If you saw Matt’s post last week on that Icelandic model for reducing drug use amongst youth–if you didn’t, read it here–you might be wondering: Why can’t we do that in North America?

Well, one of the reasons is because the healthcare systems in the US and Canada are heavily invested in what’s known as the “disease model” of addiction. The American Society of Addiction Medicine’s definition of addiction begins with the statement that: “Addiction is a primary, chronic disease of brain reward, motivation, memory and related circuitry.“ [You can read the rest of the definition here.]

We’ve labeled it as a chronic illness, one that’s rooted in brain circuitry. And it’s a “primary” disease, meaning that it isn’t the result of another disease, injury, or event. So this shapes how we treat it: We focus on affecting brain circuitry, we try to help people manage it for life, and healthcare professionals needn’t worry about any external issues when it comes to treatment or prevention because addiction is a primary disease.

For people with lived experience of addiction, and in the psychiatric consumer-survivor community in general, this disease model of addiction (and mental illness), has long been unpopular. It dismisses all of the other challenges and external factors in a person’s life or history and labels them as having a diseased brain with unpreventable problems. Iceland’s example of reducing youth substance abuse lends hard data to the argument that other factors have a significant effect on a person’s relationship with substances. By investing in fitness and arts infrastructure for youth, Iceland has seen dramatic falls in substance abuse. Amongst 15-16 year olds, from 1998 to 2016, the percentage that had been drunk in the past month fell from 42% to 5%, the percentage that had used cannabis fell from 17% to 7%, and the percentage smoking cigarettes every day fell from 23% to 3%.

It’s arguable that there’s a difference between “substance abuse” and “addiction” but in terms of impairment and how an individual interacts with the justice or healthcare systems, I’d argue that there’s limited distinction if the person has a low income or belongs to a racialized community.

As Columbia University professor and psychiatrist, Carl L. Hart, explained in a recent editorial in Nature Human Behavior, “The view of drug use and drug addiction as a brain disease serves to perpetuate unrealistic, costly, and discriminatory drug policies.”

As Hart explains, in the US, more than 80% of those being sentenced for crack cocaine offences are black, but white people make up the majority of users. Those people getting sent to jail are also being processed through the lens of the disease model of addiction. They have a problem. Rather than viewing the problem as a societal failing, we’ve passed the problem onto their brains. Now they have a criminal record and a chronic illness. There’s nothing we could have done!

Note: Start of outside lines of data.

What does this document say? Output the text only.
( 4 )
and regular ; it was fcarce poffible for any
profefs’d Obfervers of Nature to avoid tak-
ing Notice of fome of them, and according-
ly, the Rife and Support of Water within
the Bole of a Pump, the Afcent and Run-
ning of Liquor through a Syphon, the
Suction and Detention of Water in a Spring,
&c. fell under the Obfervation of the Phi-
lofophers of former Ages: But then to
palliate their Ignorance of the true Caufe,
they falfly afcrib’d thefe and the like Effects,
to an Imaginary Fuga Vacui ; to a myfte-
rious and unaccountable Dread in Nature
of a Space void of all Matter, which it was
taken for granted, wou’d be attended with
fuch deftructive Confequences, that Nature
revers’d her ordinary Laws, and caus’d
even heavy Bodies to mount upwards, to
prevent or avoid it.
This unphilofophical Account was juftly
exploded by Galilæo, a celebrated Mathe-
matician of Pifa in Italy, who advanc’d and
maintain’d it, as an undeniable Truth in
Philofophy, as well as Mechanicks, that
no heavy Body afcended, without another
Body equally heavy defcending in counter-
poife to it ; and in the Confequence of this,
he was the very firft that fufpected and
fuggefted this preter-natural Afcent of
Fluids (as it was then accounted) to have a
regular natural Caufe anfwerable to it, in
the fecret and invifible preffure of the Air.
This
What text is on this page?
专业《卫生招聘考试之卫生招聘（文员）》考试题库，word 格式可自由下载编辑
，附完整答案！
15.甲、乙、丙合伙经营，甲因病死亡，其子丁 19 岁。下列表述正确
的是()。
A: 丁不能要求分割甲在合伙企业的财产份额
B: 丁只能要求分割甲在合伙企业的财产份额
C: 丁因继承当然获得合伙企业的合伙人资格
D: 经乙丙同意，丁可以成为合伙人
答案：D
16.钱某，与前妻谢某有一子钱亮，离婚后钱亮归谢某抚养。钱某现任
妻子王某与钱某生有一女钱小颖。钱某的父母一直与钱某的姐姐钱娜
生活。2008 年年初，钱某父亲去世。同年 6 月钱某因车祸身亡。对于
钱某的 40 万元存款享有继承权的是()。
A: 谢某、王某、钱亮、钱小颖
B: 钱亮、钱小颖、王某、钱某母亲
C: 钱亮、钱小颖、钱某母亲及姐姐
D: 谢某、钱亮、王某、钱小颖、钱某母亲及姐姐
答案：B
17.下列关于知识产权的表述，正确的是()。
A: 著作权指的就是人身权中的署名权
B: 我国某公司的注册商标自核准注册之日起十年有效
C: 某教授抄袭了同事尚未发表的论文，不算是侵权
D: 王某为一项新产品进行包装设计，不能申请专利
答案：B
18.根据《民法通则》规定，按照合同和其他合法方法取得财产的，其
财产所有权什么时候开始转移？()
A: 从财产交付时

The disease model approach to addiction perpetuates injustice while pouring money into research dead-ends and incarceration programs that fuel a cycle of poverty and community degradation. Meanwhile, the addiction treatment industry continues to grow. The Substance Abuse and Mental Health Services Administration estimated its size at $35 billion dollars in the US in 2014. In recent years, one factor fuelling industry growth has been the rise of addiction psychiatry–using drugs to treat addiction. Medications like Suboxone have been huge successes for investors and pharma companies, but it’s questionable if they help alleviate the issues that fuel the drug addictions. This is another side-effect of the disease model. If you believe it’s a problem originating in an organ, then it makes sense to throw medications at it (indefinitely) to change and manage the organ.

But there’s a key problem with that when it comes to addiction, there simply isn’t data to support the disease model. You can’t look at a brain and identify addiction in the same way you can for a disease like Parkinson’s. There’s nothing to measure in the blood as you would with a disease like diabetes. Addiction and other mental health issues are very real biological issues, but that doesn’t mean they must originate from a problem in the body. Our bodies are complex interfaces. When that world affects our bodies, we certainly need to treat the impacts of that, but we also need to tackle the issues impacting us. Approaching addiction as a primary disease of the brain misses so much that we can do (more cheaply and permanently) to address and prevent these issues.